Old Spice

James Moorhead, Brand Manager, Procter & Gamble Co.

By Published on .

BATAVIA, Ohio (AdAge.com) -- Isaiah Mustafa, aka the Old Spice Guy, ranks with Wendy's pitchwoman Clara "Where's the Beef" Peller among those who transcended ad greatness to achieve pop-culture stardom.

Credit: Tony Pettinato
His original February ad from Wieden & Kennedy, Portland, Ore., won a Grand Prix at the Cannes Lions International Advertising Festival and generated more than 20 million viral views, according to Procter & Gamble. The brand and Wieden followed that up with nearly 200 customized videos over three days via Twitter. The campaign spawned more than 140 million total YouTube views to date (including parodies) and generated 1.8 billion PR impressions, according to P&G.

But has he sold body wash? Undoubtedly, according to P&G, which points to huge sales gains for Old Spice body wash since February, which has led the company to claim men's brand leadership in the category.

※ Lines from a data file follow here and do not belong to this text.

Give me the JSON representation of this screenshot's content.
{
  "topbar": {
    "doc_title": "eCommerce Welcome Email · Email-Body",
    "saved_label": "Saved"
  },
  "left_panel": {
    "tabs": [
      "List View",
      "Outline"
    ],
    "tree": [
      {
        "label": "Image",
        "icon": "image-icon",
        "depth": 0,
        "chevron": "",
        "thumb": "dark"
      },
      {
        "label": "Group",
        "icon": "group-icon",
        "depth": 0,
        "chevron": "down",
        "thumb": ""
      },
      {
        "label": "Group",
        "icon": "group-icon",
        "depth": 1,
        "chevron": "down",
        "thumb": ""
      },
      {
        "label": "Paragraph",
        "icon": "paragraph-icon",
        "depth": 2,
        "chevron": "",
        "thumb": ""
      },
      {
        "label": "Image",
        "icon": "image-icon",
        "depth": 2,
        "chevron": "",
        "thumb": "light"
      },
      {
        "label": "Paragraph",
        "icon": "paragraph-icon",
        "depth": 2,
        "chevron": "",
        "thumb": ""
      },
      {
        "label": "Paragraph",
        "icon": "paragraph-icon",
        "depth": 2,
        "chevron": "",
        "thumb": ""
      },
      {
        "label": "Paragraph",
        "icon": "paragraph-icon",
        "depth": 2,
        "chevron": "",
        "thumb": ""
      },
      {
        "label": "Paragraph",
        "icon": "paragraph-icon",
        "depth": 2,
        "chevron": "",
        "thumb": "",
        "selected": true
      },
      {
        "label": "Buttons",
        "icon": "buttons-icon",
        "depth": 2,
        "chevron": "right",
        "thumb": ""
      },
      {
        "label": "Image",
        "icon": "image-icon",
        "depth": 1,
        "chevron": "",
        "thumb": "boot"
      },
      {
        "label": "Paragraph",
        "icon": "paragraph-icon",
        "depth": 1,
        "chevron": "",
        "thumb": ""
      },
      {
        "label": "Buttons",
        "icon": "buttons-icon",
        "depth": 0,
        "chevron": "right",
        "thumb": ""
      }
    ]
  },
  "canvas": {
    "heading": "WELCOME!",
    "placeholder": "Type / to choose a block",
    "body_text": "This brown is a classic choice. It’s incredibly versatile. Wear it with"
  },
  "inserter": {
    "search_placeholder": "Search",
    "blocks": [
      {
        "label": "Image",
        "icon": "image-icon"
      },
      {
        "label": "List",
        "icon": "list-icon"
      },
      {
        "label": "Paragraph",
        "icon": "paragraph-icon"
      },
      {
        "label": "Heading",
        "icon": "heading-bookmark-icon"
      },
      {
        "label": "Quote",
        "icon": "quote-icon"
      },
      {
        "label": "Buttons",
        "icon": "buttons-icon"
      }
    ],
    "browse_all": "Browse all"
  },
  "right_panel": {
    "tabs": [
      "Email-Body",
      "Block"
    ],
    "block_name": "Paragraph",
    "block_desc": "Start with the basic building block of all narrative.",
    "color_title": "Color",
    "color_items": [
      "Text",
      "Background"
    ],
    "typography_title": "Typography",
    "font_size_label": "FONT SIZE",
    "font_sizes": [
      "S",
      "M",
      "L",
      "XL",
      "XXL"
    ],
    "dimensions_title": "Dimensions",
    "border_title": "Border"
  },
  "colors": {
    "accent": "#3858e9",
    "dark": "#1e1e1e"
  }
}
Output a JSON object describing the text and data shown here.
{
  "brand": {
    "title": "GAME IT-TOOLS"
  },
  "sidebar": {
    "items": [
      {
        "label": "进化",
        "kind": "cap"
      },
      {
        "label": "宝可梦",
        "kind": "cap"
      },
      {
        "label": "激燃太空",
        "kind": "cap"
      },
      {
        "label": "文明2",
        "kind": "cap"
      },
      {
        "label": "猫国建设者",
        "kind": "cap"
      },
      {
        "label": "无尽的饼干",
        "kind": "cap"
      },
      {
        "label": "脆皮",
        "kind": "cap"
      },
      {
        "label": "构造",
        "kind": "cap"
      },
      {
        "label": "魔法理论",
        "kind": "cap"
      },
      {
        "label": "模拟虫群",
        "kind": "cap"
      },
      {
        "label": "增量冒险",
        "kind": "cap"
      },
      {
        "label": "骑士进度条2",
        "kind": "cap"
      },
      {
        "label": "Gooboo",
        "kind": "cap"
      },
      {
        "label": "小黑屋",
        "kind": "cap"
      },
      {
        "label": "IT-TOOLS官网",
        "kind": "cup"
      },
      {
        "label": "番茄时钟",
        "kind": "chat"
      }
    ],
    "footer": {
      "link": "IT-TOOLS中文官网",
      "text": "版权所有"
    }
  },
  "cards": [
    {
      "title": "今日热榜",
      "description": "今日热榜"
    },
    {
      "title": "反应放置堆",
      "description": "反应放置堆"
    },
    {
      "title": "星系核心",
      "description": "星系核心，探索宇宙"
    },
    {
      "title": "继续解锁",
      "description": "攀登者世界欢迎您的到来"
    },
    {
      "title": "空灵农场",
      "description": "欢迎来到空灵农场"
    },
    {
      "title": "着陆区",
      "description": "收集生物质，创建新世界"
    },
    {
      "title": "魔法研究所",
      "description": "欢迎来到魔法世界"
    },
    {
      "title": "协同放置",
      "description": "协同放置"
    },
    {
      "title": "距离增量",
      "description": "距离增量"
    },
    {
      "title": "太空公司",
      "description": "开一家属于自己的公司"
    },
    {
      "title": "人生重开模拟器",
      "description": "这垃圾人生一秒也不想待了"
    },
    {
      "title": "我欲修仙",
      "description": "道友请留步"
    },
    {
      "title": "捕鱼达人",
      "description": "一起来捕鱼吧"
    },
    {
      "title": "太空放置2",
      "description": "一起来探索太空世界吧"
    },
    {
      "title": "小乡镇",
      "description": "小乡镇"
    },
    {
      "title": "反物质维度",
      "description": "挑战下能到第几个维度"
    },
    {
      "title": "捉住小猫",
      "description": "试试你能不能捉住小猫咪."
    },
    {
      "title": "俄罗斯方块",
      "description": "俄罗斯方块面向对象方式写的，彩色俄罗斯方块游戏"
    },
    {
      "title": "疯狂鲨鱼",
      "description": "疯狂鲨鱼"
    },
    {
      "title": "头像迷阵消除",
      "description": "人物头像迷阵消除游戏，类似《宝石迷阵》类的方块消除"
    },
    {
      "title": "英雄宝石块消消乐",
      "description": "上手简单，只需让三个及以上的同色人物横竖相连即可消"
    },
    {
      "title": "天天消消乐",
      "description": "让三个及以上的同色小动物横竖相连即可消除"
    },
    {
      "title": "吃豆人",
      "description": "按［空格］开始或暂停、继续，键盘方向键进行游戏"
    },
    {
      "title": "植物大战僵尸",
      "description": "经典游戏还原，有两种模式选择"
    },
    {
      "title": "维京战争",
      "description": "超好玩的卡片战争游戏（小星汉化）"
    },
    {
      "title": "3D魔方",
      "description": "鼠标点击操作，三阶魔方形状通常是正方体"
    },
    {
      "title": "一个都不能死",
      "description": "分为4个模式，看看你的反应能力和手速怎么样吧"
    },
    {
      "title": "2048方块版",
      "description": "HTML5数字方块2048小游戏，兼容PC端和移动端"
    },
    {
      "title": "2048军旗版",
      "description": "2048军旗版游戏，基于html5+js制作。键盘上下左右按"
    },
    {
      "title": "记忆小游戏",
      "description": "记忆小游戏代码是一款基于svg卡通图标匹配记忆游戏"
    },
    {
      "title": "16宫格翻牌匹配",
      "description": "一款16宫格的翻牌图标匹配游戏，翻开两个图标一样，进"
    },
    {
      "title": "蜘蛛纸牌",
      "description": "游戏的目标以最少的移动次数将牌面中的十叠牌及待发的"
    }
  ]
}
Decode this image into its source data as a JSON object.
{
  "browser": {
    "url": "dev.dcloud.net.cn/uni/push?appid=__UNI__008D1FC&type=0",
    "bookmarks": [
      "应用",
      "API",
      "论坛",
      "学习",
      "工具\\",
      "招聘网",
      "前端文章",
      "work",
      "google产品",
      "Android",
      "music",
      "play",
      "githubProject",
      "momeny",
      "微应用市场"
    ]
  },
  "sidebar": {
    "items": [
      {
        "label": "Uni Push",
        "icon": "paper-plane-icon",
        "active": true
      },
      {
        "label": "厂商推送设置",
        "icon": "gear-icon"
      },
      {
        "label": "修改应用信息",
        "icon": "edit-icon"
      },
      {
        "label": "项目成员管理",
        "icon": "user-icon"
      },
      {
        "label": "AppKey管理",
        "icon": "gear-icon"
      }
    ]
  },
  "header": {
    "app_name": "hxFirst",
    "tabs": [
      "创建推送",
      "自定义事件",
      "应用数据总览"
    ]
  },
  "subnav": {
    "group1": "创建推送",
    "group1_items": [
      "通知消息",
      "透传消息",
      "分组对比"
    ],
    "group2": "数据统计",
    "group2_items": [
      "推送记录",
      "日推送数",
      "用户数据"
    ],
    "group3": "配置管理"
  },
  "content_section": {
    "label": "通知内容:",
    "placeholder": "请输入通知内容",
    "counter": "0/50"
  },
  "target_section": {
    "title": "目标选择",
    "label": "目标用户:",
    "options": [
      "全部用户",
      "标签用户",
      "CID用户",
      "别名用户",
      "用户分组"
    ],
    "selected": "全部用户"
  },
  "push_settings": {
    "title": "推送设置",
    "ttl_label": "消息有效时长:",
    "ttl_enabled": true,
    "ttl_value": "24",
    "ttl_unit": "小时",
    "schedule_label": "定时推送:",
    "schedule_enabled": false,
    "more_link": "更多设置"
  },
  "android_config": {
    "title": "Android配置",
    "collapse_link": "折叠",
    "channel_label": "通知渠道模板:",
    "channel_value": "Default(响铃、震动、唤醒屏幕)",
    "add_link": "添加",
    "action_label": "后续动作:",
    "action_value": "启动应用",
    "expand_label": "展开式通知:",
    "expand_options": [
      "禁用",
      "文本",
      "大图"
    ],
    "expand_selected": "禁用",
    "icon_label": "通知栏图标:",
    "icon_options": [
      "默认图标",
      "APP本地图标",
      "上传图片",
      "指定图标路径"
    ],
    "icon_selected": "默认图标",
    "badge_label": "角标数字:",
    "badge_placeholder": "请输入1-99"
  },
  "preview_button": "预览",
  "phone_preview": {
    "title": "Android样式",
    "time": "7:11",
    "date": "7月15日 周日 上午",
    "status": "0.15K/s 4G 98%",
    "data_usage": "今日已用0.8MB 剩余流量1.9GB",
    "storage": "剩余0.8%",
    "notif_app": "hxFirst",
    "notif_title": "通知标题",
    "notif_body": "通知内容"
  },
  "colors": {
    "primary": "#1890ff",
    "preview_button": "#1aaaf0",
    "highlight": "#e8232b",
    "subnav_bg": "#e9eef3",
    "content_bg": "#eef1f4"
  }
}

Realistically, it's hard to know how much soap Mr. Mustafa has sold or who leads. SymphonyIRI data show Old Spice body-wash sales up 27% to 107% in four-week periods since February. But at typical industry redemption rates, the buy-one-get-one-free and other high-value coupons Old Spice has distributed since February would account for most of the brand's sales gains and all share gains. Since Unilever started issuing BOGO coupons, Axe edged out Old Spice in body-wash sales for the eight weeks ended Oct. 3, according to SymphonyIRI data, which exclude Walmart, dollar stores or clubs.

James Moorhead, the man (or brand manager) behind the man your man could smell like, 31, isn't your typical P&G brand manager. Having spent seven years coaching high-school hockey in Cincinnati before moving to Boston in his current role, he's doing what for most P&G brand managers would be like playing without a goalie -- letting his agency make ads without copy testing.

Mr. Moorhead has worked with and without copy testing. But he said copy testing wouldn't have worked for Mr. Mustafa's ads. For "Responses," Mr. Moorhead wasn't even on set, which said was a vote of confidence in Wieden. As for copy testing the original ad, he said: "Imagine 'The Man Your Man Could Smell Like' in a storyboard. .... It never would have passed. It really was about the executional magic that Wieden could create."